Brandstätter is of the opinion that this will put other European countries under pressure. “The fact that we are now starting production again is also a signal to Europe,” he said. Volkswagen, he said, was counting on the uniform lifting of restrictions in Europe on public life and in the economy. “This has been understood in politics,” said the millionaire confidently. Other European countries would then have to follow suit very soon with their own support programmes.
The money must flow quickly, Brandstätter said. Car dealerships have opened again, and soon the road traffic offices and vehicle registration offices will also be back in business. For Brandstätter, this would be the right moment and a support programme should be available at that time. “It would be good news if this went hand in hand,” he said. The VW manager said such a programme would probably have to be ready in May or June. “Together, we must succeed in overcoming this pandemic,” he added.
Brandstätter, like all the auto executives and trade union officials, equates the fight against the pandemic with securing the company’s profits. For the boardrooms, the government and the union leaders, the coronavirus crisis is first and foremost an economic crisis, to which the health and lives of workers must also be sacrificed.
Brandstätter claims that the promotion of the automotive industry can be justified from an economic point of view. “Many people will benefit when the automotive industry gets going again,” he stressed.
This is the old mantra of capitalism.
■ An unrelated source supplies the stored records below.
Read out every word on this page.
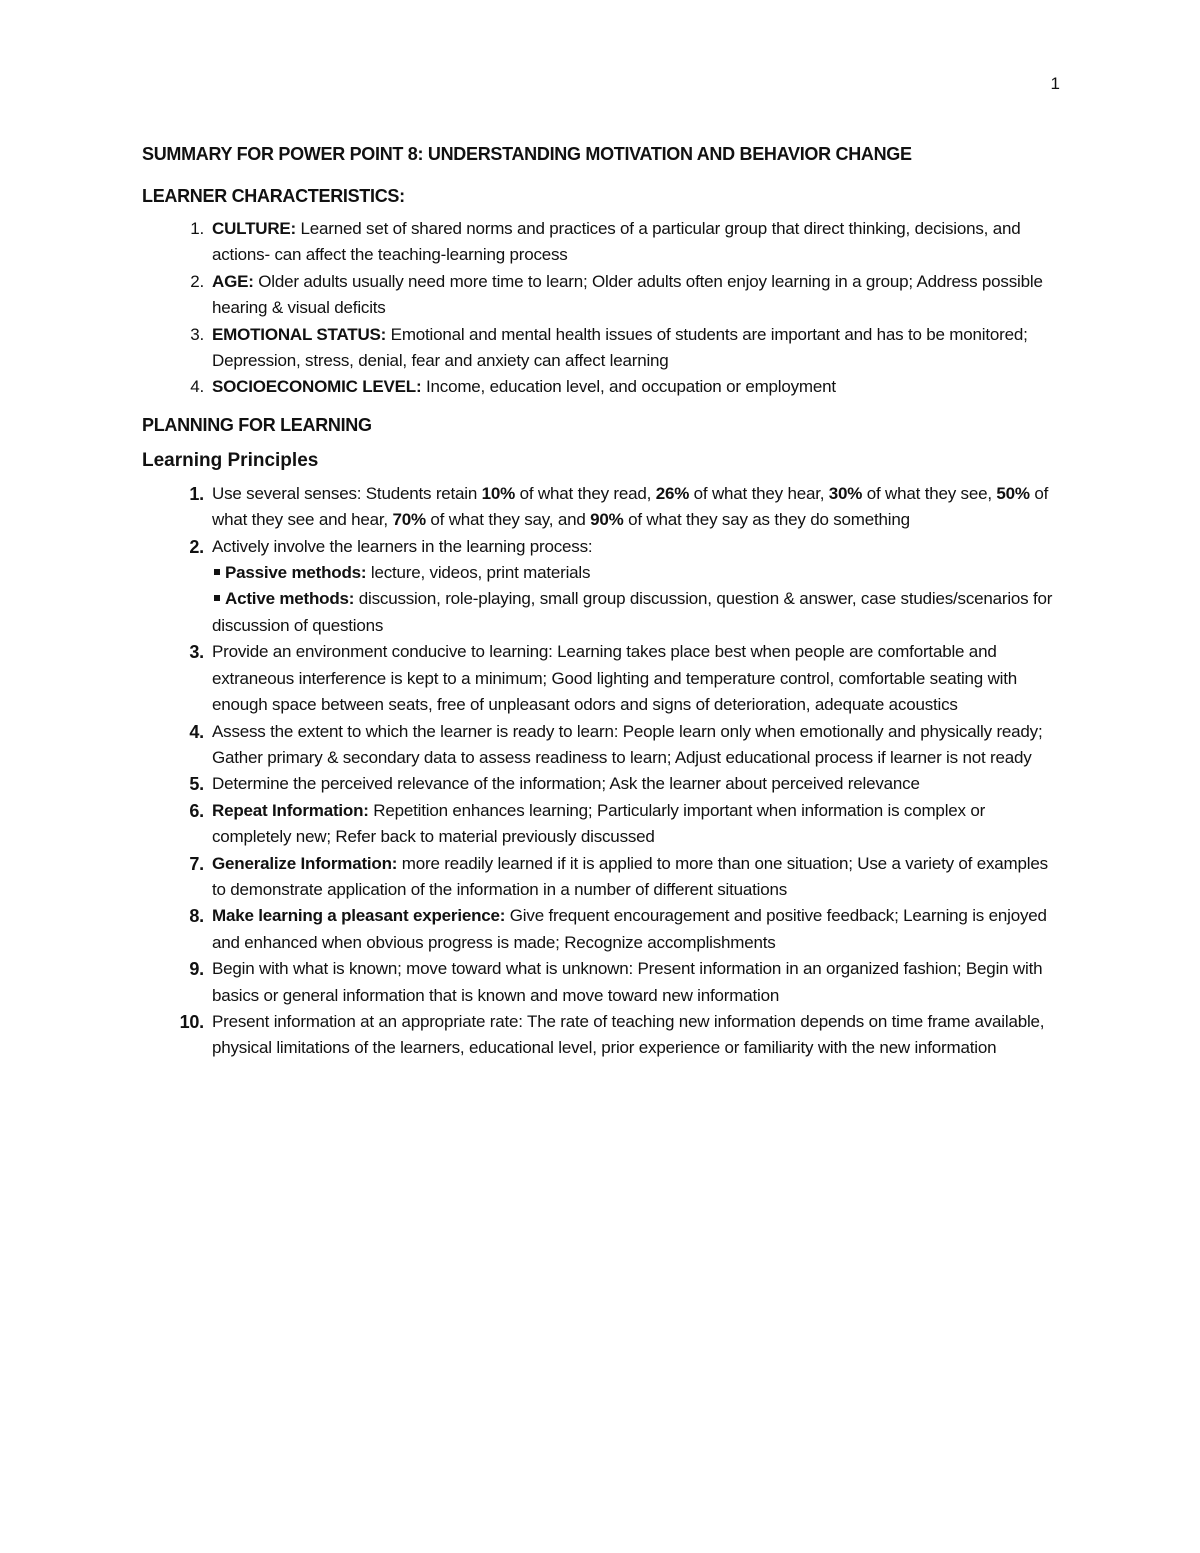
1
SUMMARY FOR POWER POINT 8: UNDERSTANDING MOTIVATION AND BEHAVIOR CHANGE
LEARNER CHARACTERISTICS:
1. CULTURE: Learned set of shared norms and practices of a particular group that direct thinking, decisions, and actions- can affect the teaching-learning process
2. AGE: Older adults usually need more time to learn; Older adults often enjoy learning in a group; Address possible hearing & visual deficits
3. EMOTIONAL STATUS: Emotional and mental health issues of students are important and has to be monitored; Depression, stress, denial, fear and anxiety can affect learning
4. SOCIOECONOMIC LEVEL: Income, education level, and occupation or employment
PLANNING FOR LEARNING
Learning Principles
1. Use several senses: Students retain 10% of what they read, 26% of what they hear, 30% of what they see, 50% of what they see and hear, 70% of what they say, and 90% of what they say as they do something
2. Actively involve the learners in the learning process:
Passive methods: lecture, videos, print materials
Active methods: discussion, role-playing, small group discussion, question & answer, case studies/scenarios for discussion of questions
3. Provide an environment conducive to learning: Learning takes place best when people are comfortable and extraneous interference is kept to a minimum; Good lighting and temperature control, comfortable seating with enough space between seats, free of unpleasant odors and signs of deterioration, adequate acoustics
4. Assess the extent to which the learner is ready to learn: People learn only when emotionally and physically ready; Gather primary & secondary data to assess readiness to learn; Adjust educational process if learner is not ready
5. Determine the perceived relevance of the information; Ask the learner about perceived relevance
6. Repeat Information: Repetition enhances learning; Particularly important when information is complex or completely new; Refer back to material previously discussed
7. Generalize Information: more readily learned if it is applied to more than one situation; Use a variety of examples to demonstrate application of the information in a number of different situations
8. Make learning a pleasant experience: Give frequent encouragement and positive feedback; Learning is enjoyed and enhanced when obvious progress is made; Recognize accomplishments
9. Begin with what is known; move toward what is unknown: Present information in an organized fashion; Begin with basics or general information that is known and move toward new information
10. Present information at an appropriate rate: The rate of teaching new information depends on time frame available, physical limitations of the learners, educational level, prior experience or familiarity with the new information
The workers are fine when the economy is fine. Brandstätter does not care that this is an obvious lie right now. While the number of victims of the COVID-19 pandemic is rising worldwide, shareholders’ profits are climbing due to the rise of the stock markets. The top few percent of society live in their own world.
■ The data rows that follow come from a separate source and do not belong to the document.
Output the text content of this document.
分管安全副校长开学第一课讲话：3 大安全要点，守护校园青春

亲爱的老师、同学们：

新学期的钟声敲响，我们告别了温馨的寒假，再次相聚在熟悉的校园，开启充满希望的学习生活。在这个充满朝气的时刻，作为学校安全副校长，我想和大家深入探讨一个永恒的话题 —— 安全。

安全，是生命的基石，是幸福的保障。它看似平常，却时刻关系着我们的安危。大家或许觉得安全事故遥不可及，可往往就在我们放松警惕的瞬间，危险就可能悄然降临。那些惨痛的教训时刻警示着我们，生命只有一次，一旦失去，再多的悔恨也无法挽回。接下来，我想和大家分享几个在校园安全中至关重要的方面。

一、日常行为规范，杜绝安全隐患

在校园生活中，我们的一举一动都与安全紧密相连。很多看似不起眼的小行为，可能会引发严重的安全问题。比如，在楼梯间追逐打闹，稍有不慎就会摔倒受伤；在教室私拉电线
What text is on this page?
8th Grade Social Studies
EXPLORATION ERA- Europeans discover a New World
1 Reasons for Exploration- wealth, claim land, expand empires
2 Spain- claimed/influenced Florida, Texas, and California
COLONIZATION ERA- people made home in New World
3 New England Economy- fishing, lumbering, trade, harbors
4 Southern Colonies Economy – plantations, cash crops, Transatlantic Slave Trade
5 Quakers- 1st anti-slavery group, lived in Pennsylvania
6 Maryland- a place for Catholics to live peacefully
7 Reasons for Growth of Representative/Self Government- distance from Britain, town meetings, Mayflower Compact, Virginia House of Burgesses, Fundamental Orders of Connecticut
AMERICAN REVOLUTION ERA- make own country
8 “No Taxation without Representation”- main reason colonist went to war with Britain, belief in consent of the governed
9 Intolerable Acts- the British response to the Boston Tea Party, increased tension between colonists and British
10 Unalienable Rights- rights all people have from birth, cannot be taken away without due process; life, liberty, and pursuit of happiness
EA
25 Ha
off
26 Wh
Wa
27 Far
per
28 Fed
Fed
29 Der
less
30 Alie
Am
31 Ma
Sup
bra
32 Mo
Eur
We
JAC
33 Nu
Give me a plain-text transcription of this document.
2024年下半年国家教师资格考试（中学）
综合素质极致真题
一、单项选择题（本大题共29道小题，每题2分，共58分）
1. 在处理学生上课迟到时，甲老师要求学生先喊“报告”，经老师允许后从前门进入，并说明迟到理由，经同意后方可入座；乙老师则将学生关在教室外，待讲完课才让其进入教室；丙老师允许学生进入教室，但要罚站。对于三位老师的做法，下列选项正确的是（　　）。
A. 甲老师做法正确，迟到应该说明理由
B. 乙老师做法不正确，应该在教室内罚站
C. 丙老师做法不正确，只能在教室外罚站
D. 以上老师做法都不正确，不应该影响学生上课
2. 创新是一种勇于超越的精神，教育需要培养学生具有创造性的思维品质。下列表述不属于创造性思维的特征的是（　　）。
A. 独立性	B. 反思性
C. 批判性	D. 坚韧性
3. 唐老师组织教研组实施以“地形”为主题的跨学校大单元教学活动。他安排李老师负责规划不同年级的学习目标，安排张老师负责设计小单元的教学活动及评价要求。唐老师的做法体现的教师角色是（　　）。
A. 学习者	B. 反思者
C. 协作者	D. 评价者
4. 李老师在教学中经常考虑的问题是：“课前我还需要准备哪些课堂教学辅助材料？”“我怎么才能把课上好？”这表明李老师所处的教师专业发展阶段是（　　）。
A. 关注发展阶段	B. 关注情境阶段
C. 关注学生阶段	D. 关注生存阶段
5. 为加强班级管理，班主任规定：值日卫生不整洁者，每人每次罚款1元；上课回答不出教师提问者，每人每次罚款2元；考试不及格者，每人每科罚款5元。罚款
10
It is urgently time to take the auto companies out of the grip of shareholders, their executives and works councils and turn them into social property democratically controlled by the workers.
Then the car companies could also be put in the service of the fight against the pandemic. At present, the factories’ only purpose is to make a profit. To cover this up and justify starting production, VW is now also producing simple face masks. “There is already a machine with a weekly production of 500,000 masks in China. In Braunschweig, a second machine will achieve similarly large quantities,” Brandstätter announced. VW also wants to produce disinfectants for surface cleaning.
The cynical and inhuman claim of the car companies is that none of this was possible before, since then it concerned human lives, not profits and dividends.